Sur la pelouse, le script et la mise en scène étaient propices à ce que les figurants se retrouvent bien en vue, au contact des acteurs. Pour cette journée de tournage, ils étaient 62 à se tenir prêts, habillés par les costumières et guidés par les assistants. Un très bon moment pour eux. Leurs réactions (à retrouver ci-dessous) en témoignent.

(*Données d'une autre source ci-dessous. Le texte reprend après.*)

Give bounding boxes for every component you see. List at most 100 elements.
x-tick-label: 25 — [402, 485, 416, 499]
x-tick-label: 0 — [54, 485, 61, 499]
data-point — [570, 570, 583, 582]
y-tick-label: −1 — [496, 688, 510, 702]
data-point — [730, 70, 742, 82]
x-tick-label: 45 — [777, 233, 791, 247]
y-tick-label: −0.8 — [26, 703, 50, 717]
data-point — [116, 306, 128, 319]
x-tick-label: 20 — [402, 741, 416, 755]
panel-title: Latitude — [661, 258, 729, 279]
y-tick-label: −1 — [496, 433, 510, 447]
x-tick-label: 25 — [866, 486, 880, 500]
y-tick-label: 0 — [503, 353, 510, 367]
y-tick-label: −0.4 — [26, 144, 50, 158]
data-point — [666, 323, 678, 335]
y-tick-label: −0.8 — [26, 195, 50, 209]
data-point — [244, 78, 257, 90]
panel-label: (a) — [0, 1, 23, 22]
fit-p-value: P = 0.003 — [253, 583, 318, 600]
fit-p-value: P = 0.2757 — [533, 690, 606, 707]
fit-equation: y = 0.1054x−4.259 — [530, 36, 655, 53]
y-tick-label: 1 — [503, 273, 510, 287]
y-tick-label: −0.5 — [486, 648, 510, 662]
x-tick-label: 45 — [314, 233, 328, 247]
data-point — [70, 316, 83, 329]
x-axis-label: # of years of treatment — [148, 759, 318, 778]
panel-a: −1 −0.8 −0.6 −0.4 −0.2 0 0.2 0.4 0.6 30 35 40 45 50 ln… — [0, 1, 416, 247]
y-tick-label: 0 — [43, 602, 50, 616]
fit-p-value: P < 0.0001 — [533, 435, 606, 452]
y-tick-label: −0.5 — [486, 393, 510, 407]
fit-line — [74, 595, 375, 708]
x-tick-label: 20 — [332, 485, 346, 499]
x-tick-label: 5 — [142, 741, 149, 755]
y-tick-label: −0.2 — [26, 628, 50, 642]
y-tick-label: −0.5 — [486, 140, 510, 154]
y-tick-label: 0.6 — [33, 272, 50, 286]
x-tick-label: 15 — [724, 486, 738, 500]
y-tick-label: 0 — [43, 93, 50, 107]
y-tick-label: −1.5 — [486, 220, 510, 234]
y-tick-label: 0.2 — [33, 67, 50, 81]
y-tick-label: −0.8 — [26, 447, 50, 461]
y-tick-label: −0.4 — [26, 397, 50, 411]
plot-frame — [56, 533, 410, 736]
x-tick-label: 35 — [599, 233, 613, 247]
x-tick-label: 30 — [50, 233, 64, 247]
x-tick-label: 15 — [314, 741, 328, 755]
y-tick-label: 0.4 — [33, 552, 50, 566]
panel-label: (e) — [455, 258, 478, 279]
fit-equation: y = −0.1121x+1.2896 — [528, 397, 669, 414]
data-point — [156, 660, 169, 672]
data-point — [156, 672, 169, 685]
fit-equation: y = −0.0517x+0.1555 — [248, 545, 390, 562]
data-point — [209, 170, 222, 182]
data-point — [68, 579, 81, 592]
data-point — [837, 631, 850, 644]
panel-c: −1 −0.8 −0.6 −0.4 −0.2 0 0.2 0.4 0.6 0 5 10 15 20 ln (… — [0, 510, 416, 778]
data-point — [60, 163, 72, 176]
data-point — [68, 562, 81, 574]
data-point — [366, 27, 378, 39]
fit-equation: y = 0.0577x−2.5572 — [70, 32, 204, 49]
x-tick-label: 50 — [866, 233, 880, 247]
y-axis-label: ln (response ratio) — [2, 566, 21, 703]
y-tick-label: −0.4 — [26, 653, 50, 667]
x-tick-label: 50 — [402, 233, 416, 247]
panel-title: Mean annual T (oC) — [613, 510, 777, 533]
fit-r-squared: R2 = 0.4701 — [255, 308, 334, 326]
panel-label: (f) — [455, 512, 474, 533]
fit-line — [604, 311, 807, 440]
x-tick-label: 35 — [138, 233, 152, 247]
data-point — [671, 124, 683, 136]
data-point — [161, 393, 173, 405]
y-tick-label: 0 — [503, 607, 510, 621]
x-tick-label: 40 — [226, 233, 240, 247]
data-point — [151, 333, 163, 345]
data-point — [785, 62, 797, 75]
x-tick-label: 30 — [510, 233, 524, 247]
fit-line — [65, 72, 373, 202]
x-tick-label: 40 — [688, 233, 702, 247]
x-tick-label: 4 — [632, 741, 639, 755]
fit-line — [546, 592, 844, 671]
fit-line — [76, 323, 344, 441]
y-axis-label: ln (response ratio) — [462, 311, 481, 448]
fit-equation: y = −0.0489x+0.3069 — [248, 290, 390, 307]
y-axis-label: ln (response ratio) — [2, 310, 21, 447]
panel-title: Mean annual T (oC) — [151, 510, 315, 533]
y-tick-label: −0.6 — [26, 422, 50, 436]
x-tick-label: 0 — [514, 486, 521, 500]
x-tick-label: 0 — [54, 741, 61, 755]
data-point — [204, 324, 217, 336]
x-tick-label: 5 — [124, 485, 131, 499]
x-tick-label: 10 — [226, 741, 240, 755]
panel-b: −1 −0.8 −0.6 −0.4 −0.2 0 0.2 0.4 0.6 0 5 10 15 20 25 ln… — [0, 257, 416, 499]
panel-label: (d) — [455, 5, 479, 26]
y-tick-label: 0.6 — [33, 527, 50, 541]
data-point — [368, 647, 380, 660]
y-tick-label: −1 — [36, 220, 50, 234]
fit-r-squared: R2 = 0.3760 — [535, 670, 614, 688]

Les personnes retenues pouvaient effectivement considérer cela comme une chance. Sur 4.500 candidatures, seulement 200 personnes ont été rencontrées pour un casting, et 180 ont été retenues pour le tournage qui s’étale jusqu’au 31 octobre.
«Ça marche très bien, c’est cool», ajoutait ce lundi le réalisateur qui opérait pour la première fois sur un terrain de rugby. «C’est vraiment une comédie familiale, un peu loufoque, qui serait plus proche d’un Tex Avery que d’une comédie habituelle. Je cherche à faire cela en parlant de la famille, de manière un peu particulière», résume-t-il sur son travail. La sortie en salles du film est prévue dans plus d’un an, en décembre 2020.

Thierry Menigoz


«C’est la curiosité qui m’a donné envie de participer, parce que je fais du théâtre (dans la compagnie «Haut le pied» à Dijon) et j’avais cette fois-ci envie de voir comment ça se passe sur un plateau de tournage de cinéma. Je me suis alors inscrit au casting et j’ai eu la chance d’être pris. Je trouve qu’il y a beaucoup de proximité avec les comédiens et aussi beaucoup de respect de la part de l’équipe de tournage. Ce n’est pas du tout clivé et les échanges humains sont à retenir. Ce sera cinq jours de tournage en tout pour moi. Au théâtre, il peut y avoir des couacs. Ici, c’est pour du cinéma et c’est réglé comme du papier à musique.»

Lionel Picard


«Mes enfants ont d’abord passé le casting. C’est après que j’ai été sollicité et j’avais très envie de vivre le tournage de l’intérieur. C’est ma deuxième fois en tant que figurant sur un tournage («Je voudrais que quelqu’un m’attende quelque part»).
J’avais donc une petite idée de comment ça allait se passer mais là je trouve que l’équipe est encore plus importante et c’est vraiment chouette. C’est une découverte à chaque fois. J’espère que je serai crédible et voilà (rires).»

Bernard Bredillet


«Je me suis inscrit par le pur des hasards. Ma fille et mon gendre se sont inscrits et on a suivi avec ma femme. On s’est alors demandé où on mettait les pieds sachant que nous n’avions jamais été figurants, avec quand même une petite appréhension. On est tellement bien encadrés, tellement bien managés, avec des gens patients qui ont l’habitude de travailler avec des non-professionnels comme nous, que tout se passe pour le mieux. C’est une chose que je ne pouvais pas imaginer, le fait d’avoir autant de monde autour de nous, autant de reprises. Je ne verrai plus jamais un film de la même manière et c’est vraiment plaisant. C’est une expérience que je peux souhaiter à tous les gens que j’aime. Satisfait à 100 %.»

Jean-Philippe Jacouton


«Etant ancien joueur du Stade Dijonnais, j’ai d’abord été contacté par le club puis j’ai ensuite été retenu suite au casting. C’est une première en tournage pour moi et franchement c’est bien. On retrouve en plus pas mal de têtes connues (parmi les rugbymen figurants) dans un nouveau cadre, c’est sympa. J’avais déjà rencontré Sébastien Chabal avant et c’est toujours un bon gars, ouvert. Dans ce contexte-là, être dans la même équipe que lui, c’est vrai que c’est cool.
Le tournage en lui-même ? Je ne m’attendais pas du tout à ça. On a fait beaucoup de reprises, répété des scènes, mais ce qui était agréable c’est que c’est nous les joueurs qui avons choisi les ateliers avec le ballon (échauffements avant le match). On nous a fait confiance sur le côté rugby grâce à nos connaissances et il y avait quand même de la liberté dans nos choix.
Chaque expérience est bonne à prendre et, à titre personnel, revenir au Stade Bourillot, rechausser les crampons, se retrouver sur le terrain, ça rappelle vraiment des bons souvenirs. J’ai mal vécu l’arrêt de ma carrière (au terme de la saison 2017-2018) et je n’étais pas revenu depuis. C’est la première fois que j’arrive à franchir à nouveau la grille et cette journée fait du bien, avec de bonnes émotions.»